Neither approach is universally better. For automating a legacy application with no API surface, computer use against a desktop is often the only path. For CI pipeline automation, code generation, data processing, or repository analysis, the shell environment is more efficient, and more reliable because the feedback loop between action and observation is tighter and less ambiguous.
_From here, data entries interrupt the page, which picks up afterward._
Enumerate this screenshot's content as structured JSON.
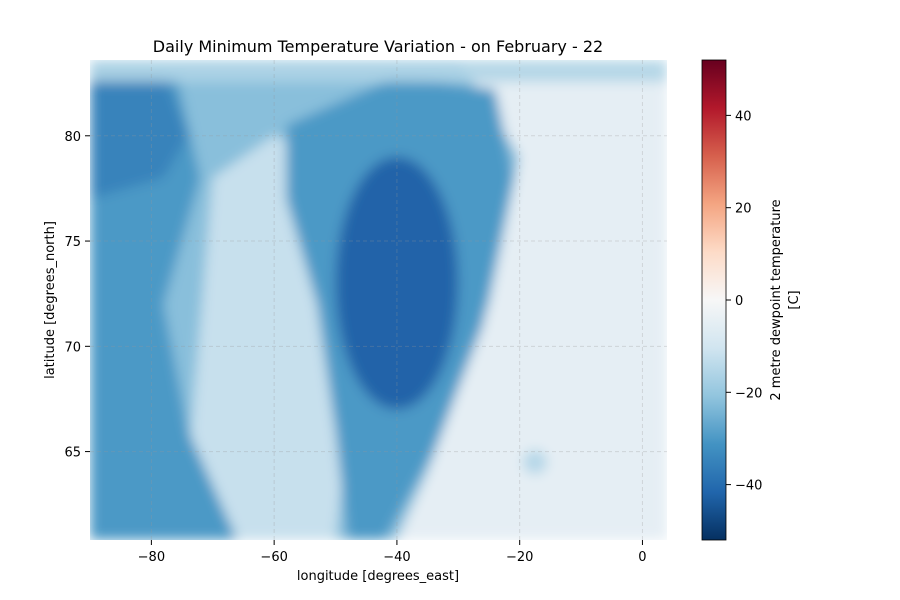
{
  "chart_data": {
    "type": "heatmap",
    "title": "Daily Minimum Temperature Variation - on February - 22",
    "xlabel": "longitude [degrees_east]",
    "ylabel": "latitude [degrees_north]",
    "xlim": [
      -90,
      4
    ],
    "ylim": [
      60.8,
      83.6
    ],
    "xticks": [
      -80,
      -60,
      -40,
      -20,
      0
    ],
    "yticks": [
      65,
      70,
      75,
      80
    ],
    "xtick_labels": [
      "−80",
      "−60",
      "−40",
      "−20",
      "0"
    ],
    "ytick_labels": [
      "65",
      "70",
      "75",
      "80"
    ],
    "grid": true,
    "colorbar": {
      "label_line1": "2 metre dewpoint temperature",
      "label_line2": "[C]",
      "range": [
        -52,
        52
      ],
      "ticks": [
        -40,
        -20,
        0,
        20,
        40
      ],
      "tick_labels": [
        "−40",
        "−20",
        "0",
        "20",
        "40"
      ],
      "colormap": "RdBu_r",
      "colors": [
        "#053061",
        "#2166ac",
        "#4393c3",
        "#92c5de",
        "#d1e5f0",
        "#f7f7f7",
        "#fddbc7",
        "#f4a582",
        "#d6604d",
        "#b2182b",
        "#67001f"
      ]
    },
    "field_description_values": {
      "greenland_interior_min": -42,
      "ice_sheet_margin": -30,
      "coastal_strip": -22,
      "open_ocean_east": -5,
      "baffin_region": -30,
      "northwest_land": -35,
      "iceland_spot": -15
    }
  }
}
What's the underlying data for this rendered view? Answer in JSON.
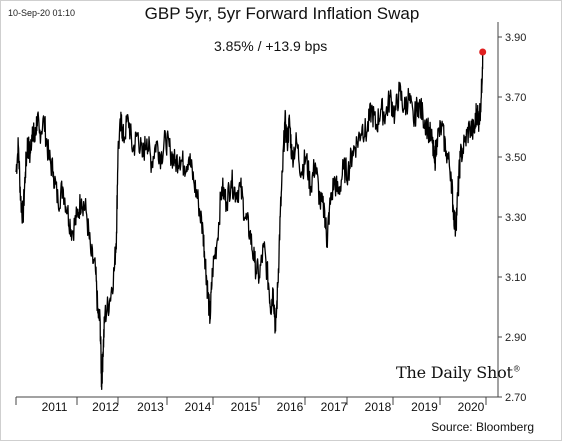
{
  "header": {
    "date_stamp": "10-Sep-20 01:10",
    "title": "GBP 5yr, 5yr Forward Inflation Swap",
    "subtitle": "3.85%  /  +13.9 bps"
  },
  "footer": {
    "source": "Source: Bloomberg",
    "brand": "The Daily Shot",
    "brand_mark": "®"
  },
  "chart_data": {
    "type": "line",
    "title": "GBP 5yr, 5yr Forward Inflation Swap",
    "subtitle": "3.85%  /  +13.9 bps",
    "xlabel": "",
    "ylabel": "",
    "x_tick_labels": [
      "2011",
      "2012",
      "2013",
      "2014",
      "2015",
      "2016",
      "2017",
      "2018",
      "2019",
      "2020"
    ],
    "y_tick_labels": [
      "2.70",
      "2.90",
      "3.10",
      "3.30",
      "3.50",
      "3.70",
      "3.90"
    ],
    "ylim": [
      2.7,
      3.9
    ],
    "y_axis_side": "right",
    "grid": false,
    "line_color": "#000000",
    "last_point_color": "#e02020",
    "series": [
      {
        "values": [
          [
            2010.7,
            3.45
          ],
          [
            2010.75,
            3.54
          ],
          [
            2010.8,
            3.36
          ],
          [
            2010.85,
            3.3
          ],
          [
            2010.9,
            3.45
          ],
          [
            2010.95,
            3.55
          ],
          [
            2011.0,
            3.5
          ],
          [
            2011.05,
            3.6
          ],
          [
            2011.1,
            3.55
          ],
          [
            2011.15,
            3.63
          ],
          [
            2011.2,
            3.58
          ],
          [
            2011.3,
            3.62
          ],
          [
            2011.4,
            3.5
          ],
          [
            2011.5,
            3.45
          ],
          [
            2011.6,
            3.35
          ],
          [
            2011.7,
            3.4
          ],
          [
            2011.8,
            3.32
          ],
          [
            2011.9,
            3.25
          ],
          [
            2012.0,
            3.3
          ],
          [
            2012.1,
            3.36
          ],
          [
            2012.2,
            3.32
          ],
          [
            2012.3,
            3.18
          ],
          [
            2012.4,
            3.12
          ],
          [
            2012.45,
            2.98
          ],
          [
            2012.5,
            2.95
          ],
          [
            2012.53,
            2.74
          ],
          [
            2012.56,
            2.85
          ],
          [
            2012.6,
            2.97
          ],
          [
            2012.7,
            3.02
          ],
          [
            2012.8,
            3.12
          ],
          [
            2012.85,
            3.25
          ],
          [
            2012.88,
            3.52
          ],
          [
            2012.95,
            3.62
          ],
          [
            2013.0,
            3.56
          ],
          [
            2013.1,
            3.63
          ],
          [
            2013.2,
            3.52
          ],
          [
            2013.3,
            3.58
          ],
          [
            2013.4,
            3.5
          ],
          [
            2013.5,
            3.56
          ],
          [
            2013.6,
            3.48
          ],
          [
            2013.7,
            3.55
          ],
          [
            2013.8,
            3.5
          ],
          [
            2013.9,
            3.56
          ],
          [
            2014.0,
            3.52
          ],
          [
            2014.1,
            3.48
          ],
          [
            2014.2,
            3.5
          ],
          [
            2014.3,
            3.47
          ],
          [
            2014.4,
            3.5
          ],
          [
            2014.5,
            3.42
          ],
          [
            2014.6,
            3.35
          ],
          [
            2014.7,
            3.25
          ],
          [
            2014.75,
            3.15
          ],
          [
            2014.8,
            3.05
          ],
          [
            2014.85,
            2.96
          ],
          [
            2014.9,
            3.12
          ],
          [
            2015.0,
            3.22
          ],
          [
            2015.1,
            3.4
          ],
          [
            2015.2,
            3.35
          ],
          [
            2015.3,
            3.42
          ],
          [
            2015.4,
            3.38
          ],
          [
            2015.5,
            3.4
          ],
          [
            2015.6,
            3.3
          ],
          [
            2015.7,
            3.25
          ],
          [
            2015.8,
            3.15
          ],
          [
            2015.9,
            3.1
          ],
          [
            2016.0,
            3.2
          ],
          [
            2016.1,
            3.08
          ],
          [
            2016.15,
            3.0
          ],
          [
            2016.2,
            3.06
          ],
          [
            2016.25,
            2.92
          ],
          [
            2016.3,
            3.08
          ],
          [
            2016.35,
            3.3
          ],
          [
            2016.4,
            3.45
          ],
          [
            2016.45,
            3.62
          ],
          [
            2016.5,
            3.55
          ],
          [
            2016.55,
            3.62
          ],
          [
            2016.6,
            3.5
          ],
          [
            2016.7,
            3.55
          ],
          [
            2016.8,
            3.45
          ],
          [
            2016.9,
            3.5
          ],
          [
            2017.0,
            3.4
          ],
          [
            2017.1,
            3.48
          ],
          [
            2017.2,
            3.35
          ],
          [
            2017.3,
            3.32
          ],
          [
            2017.35,
            3.22
          ],
          [
            2017.4,
            3.32
          ],
          [
            2017.5,
            3.42
          ],
          [
            2017.6,
            3.38
          ],
          [
            2017.7,
            3.46
          ],
          [
            2017.8,
            3.45
          ],
          [
            2017.9,
            3.52
          ],
          [
            2018.0,
            3.55
          ],
          [
            2018.1,
            3.6
          ],
          [
            2018.2,
            3.58
          ],
          [
            2018.3,
            3.66
          ],
          [
            2018.4,
            3.6
          ],
          [
            2018.5,
            3.66
          ],
          [
            2018.6,
            3.64
          ],
          [
            2018.7,
            3.7
          ],
          [
            2018.8,
            3.64
          ],
          [
            2018.9,
            3.72
          ],
          [
            2019.0,
            3.66
          ],
          [
            2019.1,
            3.7
          ],
          [
            2019.2,
            3.62
          ],
          [
            2019.3,
            3.68
          ],
          [
            2019.4,
            3.64
          ],
          [
            2019.5,
            3.6
          ],
          [
            2019.6,
            3.55
          ],
          [
            2019.65,
            3.48
          ],
          [
            2019.7,
            3.56
          ],
          [
            2019.8,
            3.6
          ],
          [
            2019.9,
            3.52
          ],
          [
            2020.0,
            3.45
          ],
          [
            2020.05,
            3.33
          ],
          [
            2020.1,
            3.26
          ],
          [
            2020.15,
            3.38
          ],
          [
            2020.2,
            3.5
          ],
          [
            2020.3,
            3.55
          ],
          [
            2020.4,
            3.6
          ],
          [
            2020.5,
            3.58
          ],
          [
            2020.55,
            3.66
          ],
          [
            2020.6,
            3.62
          ],
          [
            2020.65,
            3.7
          ],
          [
            2020.68,
            3.85
          ]
        ]
      }
    ],
    "last_value": 3.85
  }
}
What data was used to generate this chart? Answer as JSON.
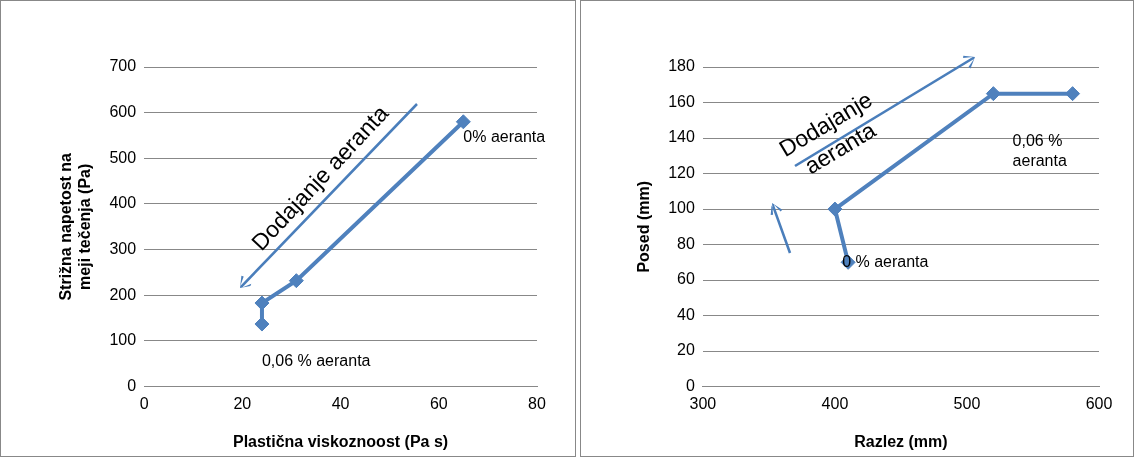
{
  "chart_data": [
    {
      "type": "scatter",
      "xlabel": "Plastična viskoznoost (Pa s)",
      "ylabel": "Strižna napetost na meji tečenja (Pa)",
      "series": [
        {
          "color": "#4f81bd",
          "x": [
            65,
            31,
            24,
            24
          ],
          "values": [
            580,
            232,
            183,
            137
          ]
        }
      ],
      "xlim": [
        0,
        80
      ],
      "xticks": [
        0,
        20,
        40,
        60,
        80
      ],
      "ylim": [
        0,
        700
      ],
      "yticks": [
        0,
        100,
        200,
        300,
        400,
        500,
        600,
        700
      ],
      "grid": "y",
      "legend": false,
      "marker": "diamond",
      "line_style": "solid",
      "annotations": [
        "Dodajanje aeranta",
        {
          "text": "0% aeranta",
          "x": 65,
          "y": 580
        },
        {
          "text": "0,06 % aeranta",
          "x": 24,
          "y": 137
        }
      ]
    },
    {
      "type": "scatter",
      "xlabel": "Razlez (mm)",
      "ylabel": "Posed (mm)",
      "series": [
        {
          "color": "#4f81bd",
          "x": [
            410,
            400,
            520,
            580
          ],
          "values": [
            70,
            100,
            165,
            165
          ]
        }
      ],
      "xlim": [
        300,
        600
      ],
      "xticks": [
        300,
        400,
        500,
        600
      ],
      "ylim": [
        0,
        180
      ],
      "yticks": [
        0,
        20,
        40,
        60,
        80,
        100,
        120,
        140,
        160,
        180
      ],
      "grid": "y",
      "legend": false,
      "marker": "diamond",
      "line_style": "solid",
      "annotations": [
        "Dodajanje aeranta",
        {
          "text": "0 % aeranta",
          "x": 410,
          "y": 70
        },
        {
          "text": "0,06 % aeranta",
          "x": 580,
          "y": 165
        }
      ]
    }
  ]
}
Security Model and Isolation

The container isolation model matters for anything involving arbitrary code execution. The architecture here follows the same patterns as similar hosted sandboxing systems. The expected guarantees for hosted containers of this kind include container-level isolation between sessions using separate filesystems and process namespaces, network egress controls to limit what containers can reach, resource limits on CPU and memory to prevent runaway processes, and session-scoped state that does not persist after session termination unless explicitly exported.

This puts the security burden on OpenAI rather than on the developer. The trade-off is giving up control over the execution environment: you cannot supply a custom base image, configure specific kernel parameters, or audit the host infrastructure. For teams running regulated workloads or requiring specific compliance postures, running equivalent infrastructure on self-managed Kubernetes with gVisor or Firecracker provides more control at the cost of more operational surface area. The hosted model is the right default for teams that do not want that complexity.

The Agents SDK Layer

The computer environment integrates cleanly with the OpenAI Agents SDK, which provides higher-level abstractions over the raw Responses API. The SDK’s shell tool surfaces the same capability with the agentic loop already managed, and the tracing infrastructure records each turn including tool inputs and outputs.

from agents import Agent, Runner, ShellTool

agent = Agent(
    name="build-agent",
    model="gpt-4o",
    tools=[ShellTool()],
    instructions=(
        "You are a build agent. When given a repository path, "
        "run the test suite and report any failures with full context "
        "including the relevant source lines."
    )
)

result = await Runner.run(agent, "Run tests in /workspace/myproject")
print(result.final_output)

The tracing piece is worth emphasizing. When an agent takes fifteen steps across multiple tool calls and produces unexpected output, understanding where it diverged requires a complete record of each action and its result. The SDK emits structured traces that integrate with OpenAI’s dashboard and with third-party observability platforms. This is infrastructure that teams building on raw API calls have to build themselves, and getting it right is not trivial.

What This Architecture Signals

The pattern OpenAI is building toward is an agent that has everything it needs within the API boundary: tools, compute, persistent state, and network access. The developer provides the task; the platform handles execution. This is a fundamentally different model than running your own agent loop with API calls for model inference.

The lock-in question is real. An agent built on hosted containers, server-side state, and built-in tool execution is tightly coupled to OpenAI’s platform. Moving to Anthropic’s API or a local model requires rebuilding the execution environment from scratch. The LangChain and LlamaIndex ecosystems exist partly as an abstraction layer over exactly this kind of coupling.

The counter-argument is that the hardest parts of running reliable agents at scale are not model selection; they are execution isolation, state management, error recovery, and observability. Offloading those to the platform eliminates a significant category of engineering work. For teams without dedicated infrastructure engineers, the hosted model lowers the barrier to production deployment substantially.

The Responses API started as a cleaner interface for agentic workloads. The computer environment update from March 2026 turns it into the runtime those workloads actually need to execute.